Along with some lesser incest, the other sin that results in the offenders being thrown out of society is when a couple has sex during menstruation.
Of particular strangeness if a man has sex with his uncle or brother’s wife. They will die childless. Now obviously this is completely incorrect, as many Jerry Springer shows have shown. But it’s the word of the Lord.
Chapter 21
The early part of this concerns what not to do when someone dies. However, the bulk of it concerns who a priest can marry, and who may be a priest. Specifically excluded are blind, lame, disfigured or malformed people, and anyone with a crippled foot or hand. It specifically states this extends to all future generations.
Chapter 22
Back to rules on sacrifice.
Chapter 23
Holy days, and what should happen.
Chapter 24
A blasphemer case study – in other words the Eye-For-An-Eye chapter. In the old days, anyone who was with sin
could cast the first stone.
Chapter 25
Rules on new lands and how to help out poor people.
Chapter 26
Follow chapters 1-25.
Chapter 27
A strange addition which seems to be added at a later stage, concerning the commutation of vows.
So there it is. The questions are obvious. The answers less so. As I said in another post, I cannot understand how anyone can consider the Bible
in toto to be the word of God (and from that male homosexuality is a sin).
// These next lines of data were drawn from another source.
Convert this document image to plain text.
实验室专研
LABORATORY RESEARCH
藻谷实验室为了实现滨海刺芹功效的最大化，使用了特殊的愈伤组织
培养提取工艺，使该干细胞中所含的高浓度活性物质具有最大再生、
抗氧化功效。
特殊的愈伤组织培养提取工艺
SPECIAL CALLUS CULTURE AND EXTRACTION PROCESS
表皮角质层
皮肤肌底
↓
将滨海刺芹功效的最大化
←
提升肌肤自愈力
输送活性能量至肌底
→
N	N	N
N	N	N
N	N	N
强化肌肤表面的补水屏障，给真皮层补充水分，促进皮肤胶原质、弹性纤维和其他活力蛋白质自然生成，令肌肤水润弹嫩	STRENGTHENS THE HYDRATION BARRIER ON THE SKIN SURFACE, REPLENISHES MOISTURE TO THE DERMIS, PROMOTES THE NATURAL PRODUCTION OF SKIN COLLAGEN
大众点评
For if they do, then surely the following are equally sins:
Eating prawns, lobster, oysters, crab, shrimp etc
Eating pork, ham, bacon etc
Eating hare
Eating ostrich
Having a pig liver transplant
Touching a soccer ball (traditionally pigskin)
A woman touching a priest or clutching a cross up to forty days after childbirth (for boys) and eighty days for girls (and that a woman is twice as impure for having a girl as opposed to a boy)
Sex during menstruation.
Mixed cotton shirts
Reading horoscopes, let alone being guided by them
Eating a steak rare
Someone with a disability becoming a priest
Are these still considered sins? Could those who have claimed faith in the Bible as word-for-word the word of God help me out here, please? I am at a complete loss to understand their position.